- The paper proposes a standardized preprocessing method that prevents data leakage and reduces biases in predictive process monitoring datasets.
- It demonstrates that strict temporal splitting and debiasing techniques lead to significant improvements in model predictive accuracy.
- The study emphasizes the need for publicly available, unbiased benchmark datasets to ensure fair comparisons in process mining research.
Creating Unbiased Public Benchmark Datasets with Data Leakage Prevention for Predictive Process Monitoring
The paper focuses on improving the methodology for constructing benchmark datasets in the field of predictive process monitoring (PPM). It identifies critical issues in existing datasets, such as data leakage and biases, which hinder scientific progress and reproducibility. The authors propose a principled approach to dataset preprocessing to standardize and improve the validity of comparisons among various predictive models.
Introduction to Predictive Process Monitoring
Predictive process monitoring is a sub-field of process mining that utilizes event logs to predict future events, outcomes, and remaining execution times of processes. Despite the rise in interest and research in this area, there are substantial inconsistencies in the preprocessing of datasets. These inconsistencies arise due to different dataset selection and splitting methods, often exacerbated by undocumented domain knowledge, leading to challenges in reproducibility and fair comparison of models.
Major Obstacles in Fair Benchmarking
Dataset Diversification and Preprocessing Biases
The use of diverse datasets and preprocessing techniques complicates the comparison of predictive models. Additionally, some preprocessing methods introduce biases related to case durations and running processes, especially at the chronological extremes of datasets. These biases lead to skewed model performances and unreliable predictions.
Data Leakage
Data leakage is a significant obstacle in temporal splitting methods currently employed, where training and test datasets are not properly isolated. This affects the predictive performance due to the inadvertent sharing of data between training and testing phases.
Lack of Standardized Benchmarks
The absence of standardized benchmarks in PPM equivalent to those in other AI domains (like MNIST for image processing) impedes progress. The creation of unbiased and publicly accessible benchmark datasets is crucial for advancing the field.
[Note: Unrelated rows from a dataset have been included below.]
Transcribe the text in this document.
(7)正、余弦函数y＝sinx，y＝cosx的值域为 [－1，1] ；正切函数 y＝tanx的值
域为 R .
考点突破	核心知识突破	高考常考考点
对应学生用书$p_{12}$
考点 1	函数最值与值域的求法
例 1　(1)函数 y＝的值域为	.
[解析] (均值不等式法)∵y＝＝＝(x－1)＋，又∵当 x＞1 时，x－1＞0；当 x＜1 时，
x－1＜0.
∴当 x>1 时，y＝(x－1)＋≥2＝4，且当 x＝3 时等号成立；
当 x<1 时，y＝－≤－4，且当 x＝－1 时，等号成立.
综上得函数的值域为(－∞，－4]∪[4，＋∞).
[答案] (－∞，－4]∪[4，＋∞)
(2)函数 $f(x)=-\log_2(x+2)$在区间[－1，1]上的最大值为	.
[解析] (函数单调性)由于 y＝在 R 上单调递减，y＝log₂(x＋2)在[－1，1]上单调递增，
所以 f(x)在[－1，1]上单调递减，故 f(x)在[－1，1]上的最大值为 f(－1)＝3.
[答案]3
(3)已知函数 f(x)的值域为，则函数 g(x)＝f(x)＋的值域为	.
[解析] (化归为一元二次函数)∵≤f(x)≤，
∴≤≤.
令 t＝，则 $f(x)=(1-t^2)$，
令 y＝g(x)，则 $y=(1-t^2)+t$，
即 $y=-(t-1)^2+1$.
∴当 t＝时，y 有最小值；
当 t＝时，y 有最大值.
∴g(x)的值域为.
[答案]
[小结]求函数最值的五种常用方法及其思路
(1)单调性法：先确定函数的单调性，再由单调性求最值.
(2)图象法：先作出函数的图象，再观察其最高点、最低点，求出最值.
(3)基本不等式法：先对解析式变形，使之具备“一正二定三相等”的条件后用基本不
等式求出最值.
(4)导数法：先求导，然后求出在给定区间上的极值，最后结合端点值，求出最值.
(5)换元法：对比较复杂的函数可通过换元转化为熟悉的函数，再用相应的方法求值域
Proposed Method for Benchmark Dataset Construction
Principled Approach
The authors suggest a standard preprocessing method to establish unbiased benchmark datasets. They advocate for the isolation of test sets using strict temporal splitting to prevent data leakage and ensure an unbiased evaluation environment.
Debiasing Techniques
The paper outlines techniques to remove chronological outliers and balance case durations and running cases within datasets. Figure 1 illustrates the presence of remote outliers, while Figure 2 highlights biases at dataset ends.
Figure 1: BPIC_2015 contains remote, faulty outliers at the beginning of the dataset.
Figure 2: Grey bars represent test set events (20\%). Green bars are events in training set cases ending before the separation time (strict temporal splitting), red ones belong to cases ending after that separation time (regular temporal splitting). As debiasing was not done to retain sufficient samples, the bias at the datasets' ends is clearly visible.
Training and Testing Set Configuration
By implementing a strict temporal splitting strategy, the paper suggests a configuration where training sets consist only of completed cases before a certain separation time, ensuring no overlap with test cases.
The authors evaluated their preprocessing approach using convolutional neural networks (CNNs) to predict remaining times across various datasets. The results indicate that preprocessing choices significantly affect predictive accuracy, as shown in Figure 3.
Figure 3: Prediction results (MAE) vary significantly in function of the chosen training and test data sets.
The implementation of proposed preprocessing steps improved model performance by reducing biases and preventing data leakage. Additionally, removing extremely long cases helped maintain dataset integrity and usability.
Conclusion
This paper identifies crucial challenges within predictive process monitoring related to dataset preprocessing and highlights the need for unbiased benchmarks. By offering specific preprocessing recommendations and making datasets publicly available, the authors aim to streamline research efforts, enable fair comparisons, and accelerate progress in PPM. Future work includes applying these methodologies to new datasets and exploring how the proposed benchmarks influence the development of next-generation predictive models.